Obama said to plan historic trip to Cuba next month
President Barack Obama will travel to Cuba next month in a history-making reset 55 years after the U.S. broke diplomatic ties with the Communist island nation amid the angst of the Cold War, according to an administration official.
The trip, set to be announced Thursday by the White House, follows years of diplomatic maneuvering and months of final negotiations between the Obama administration and the regime of Cuban President Raul Castro. It was a top item on Obama's wish list before he leaves office, even as Cuba continues to draw condemnation for human-rights abuses and the U.S. Congress resists lifting the trade embargo against Cuba.
Obama will be only the second sitting U.S. president to visit Cuba. The first was Calvin Coolidge in 1928. Former President Jimmy Carter visited Cuba in 2011, the first such visit since Fidel Castro rose to power in the Cuban Revolution of 1959. Cuba will be a stop on a trip by the president to Latin America, the official said, speaking on condition of anonymity because the announcement hasn't been made public. The precise dates weren't provided. The planned Cuba trip, earlier reported by ABC News, follows two decades of dramatically shifting public opinion. A Gallup Poll conducted Feb. 3-7 found for the first time a majority of Americans, 54 percent, now see Cuba favorably. Americans are divided along partisan lines, with 73 percent of Democrats and 34 percent of Republicans holding a favorable view. When Gallup asked the favorability question in 1996, the year Congress passed a law tightening the embargo on Cuba, 81 percent of Americans held an unfavorable view.

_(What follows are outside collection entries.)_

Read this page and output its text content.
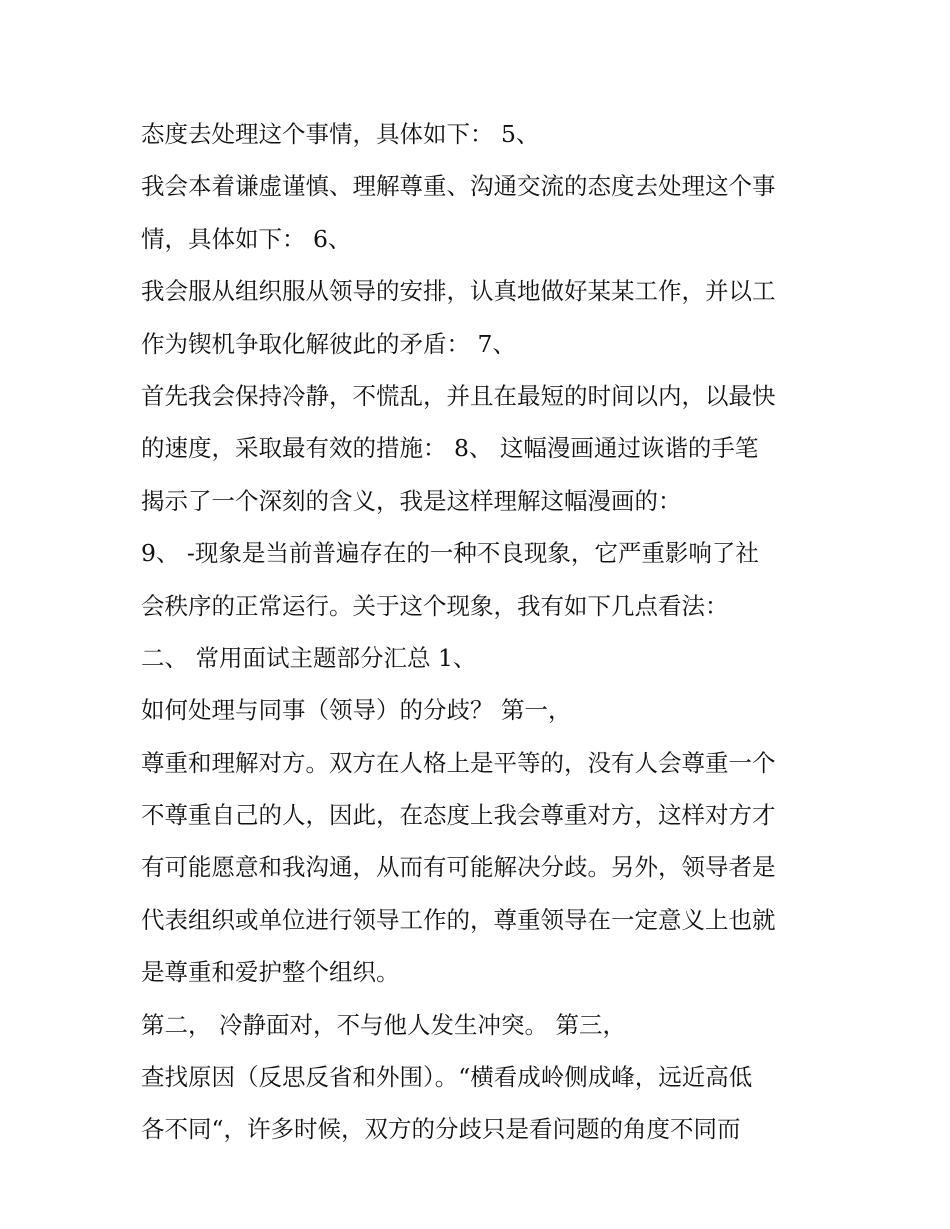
态度去处理这个事情，具体如下： 5、
我会本着谦虚谨慎、理解尊重、沟通交流的态度去处理这个事
情，具体如下： 6、
我会服从组织服从领导的安排，认真地做好某某工作，并以工
作为锲机争取化解彼此的矛盾： 7、
首先我会保持冷静，不慌乱，并且在最短的时间以内，以最快
的速度，采取最有效的措施： 8、 这幅漫画通过诙谐的手笔
揭示了一个深刻的含义，我是这样理解这幅漫画的：
9、 -现象是当前普遍存在的一种不良现象，它严重影响了社
会秩序的正常运行。关于这个现象，我有如下几点看法：
二、 常用面试主题部分汇总 1、
如何处理与同事（领导）的分歧？ 第一，
尊重和理解对方。双方在人格上是平等的，没有人会尊重一个
不尊重自己的人，因此，在态度上我会尊重对方，这样对方才
有可能愿意和我沟通，从而有可能解决分歧。另外，领导者是
代表组织或单位进行领导工作的，尊重领导在一定意义上也就
是尊重和爱护整个组织。
第二， 冷静面对，不与他人发生冲突。 第三，
查找原因（反思反省和外围）。“横看成岭侧成峰，远近高低
各不同“，许多时候，双方的分歧只是看问题的角度不同而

Opponents of easing relations with Cuba were quick to object to Obama's planned trip. "It is absolutely shameful that Obama is rewarding the Castros with a visit to Cuba by a sitting American president since their reign of terror began," said Representative Ileana Ros-Lehtinen, a Cuban-American Republican from Florida, in a statement. "For more than 50 years Cubans have been fleeing the Castro regime yet the country which grants them refuge, the United States, has now decided to quite literally embrace their oppressors."
Senator Marco Rubio of Florida, a Republican presidential candidate and the son of Cuban immigrants, told CNN that if elected, he wouldn't travel to Cuba if the country isn't free. "The Cuban government remains as oppressive as ever," he said. In December 2014, Obama announced that the U.S. would move toward normalizing relations with former Soviet ally. The announcement followed more than a year of secret talks that involved Pope Francis and included securing the release by Cuba of a U.S. government contractor, Alan Gross, who had been held for five years in Cuban prison. The U.S. has been pressing Cuba to make it easier for its own citizens to freely access information online and engage in business.
Last May, the State Department took Cuba off the list of state sponsors of ter- ror. In August, the U.S. reopened an embassy in Havana for the first time since the Eisenhower administration in 1961 cut diplomatic ties with Fidel Castro's new regime. And a new agreement means airlines this year can start flying scheduled service between Cuba and any city in the U.S. for the first time in more than a half century. Until now, only charter flights between the two countries have been permitted. Obama's overtures toward Cuba began in 2009, just months into his presidency, when he announced a lifting of restrictions on family visits and remittances to Cuba to increase humanitarian resources and exchange of information between separated family members.
Still, the U.S. embargo has persisted, even as Obama has argued it is a relic of a time gone by and hasn't accomplished what it set out to do. Cuba is still a touchy subject with many Americans, including older Cuban emigres in South Florida, and the embargo has been a long-standing litmus test in Republican presidential politics. Obama has been pressing Congress to lift the U.S. embargo on Cuba. In his final State of the Union speech in January, he said that "fifty years of isolating Cuba had failed to promote democracy, and set us back in Latin America. That's why we restored diplomatic relations, opened the door to travel and commerce, positioned ourselves to improve the lives of the Cuban people. So if you want to consolidate our leadership and credibility in the hemisphere, recognize that the Cold War is over: Lift the embargo."